In the chapter "Political spectacle, imagined landscapes and monarchic eco-propaganda on the north of Thailand" Amalia Rossi writes about the research she did in 2008 – 2009 in the northern Thai province of Nan, where the battle for control over strategic natural resources was followed by a "visual war. ”, Which was fought through image propaganda.

Sara Beretta presents in the "Dgeneration: Video and subjects of contemporary China" the new, digitally based "D generation" of Chinese filmmakers. Her research does not include the social and cultural reality the films are produced in. The infrastructure of the pirate market before and after the web has enabled an alternative space for circulation, consumption and production of information, images and sources that stimulate the self-reflection of a generation that does not aim to change society, but which fully represents and interprets its shortcomings (p. 100).

medium

In the chapter «Artistic expression, representational practices and migrant spaces. The Milanese case of via Padova »Sara Mramani highlights the potential and limitations of visual anthropology, based on the awareness that each expression and dissemination is not only a social and cultural construct, but also instruments in the struggle for recognition and self-determination for each individual and each group.

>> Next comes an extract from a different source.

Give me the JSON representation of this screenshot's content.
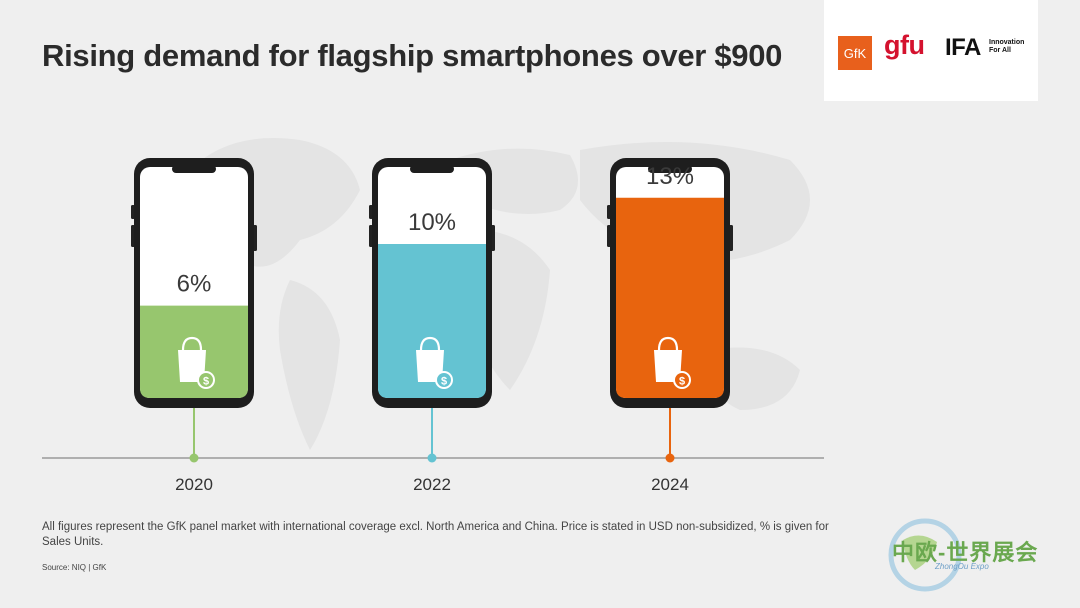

And finally, in «Spectacle of pain and aesthetiscs of poverty. About Enjoy Poverty by Renzo Martens », Ivan Bargna writes about the video the German artist made in the Democratic Republic of Congo in 2009, to analyze the relationship between humanism and the production of images that help create an impression of" the other "as a victim. Artistic activism gives the film a shape reminiscent of an ethnographic docufiction, and it is ambiguous: The goal of the artist-ethnographer is not to achieve a representation that is adequate or partake in the pain of the other, but to show the limitations representation has, including the impossible by remaining on the outside of what one seeks to represent (p. 17).

This gem of a book helps to elevate the knowledge of our contemporary media scapes, especially when it comes to the diverse use of cinema as an expression of the world around. Mediascapes will be interesting reading not only for experts, but also for the regular reader who is curious about film and what is moving outside their own little bubble. It's a shame that the book is only available in Italian. Tentative.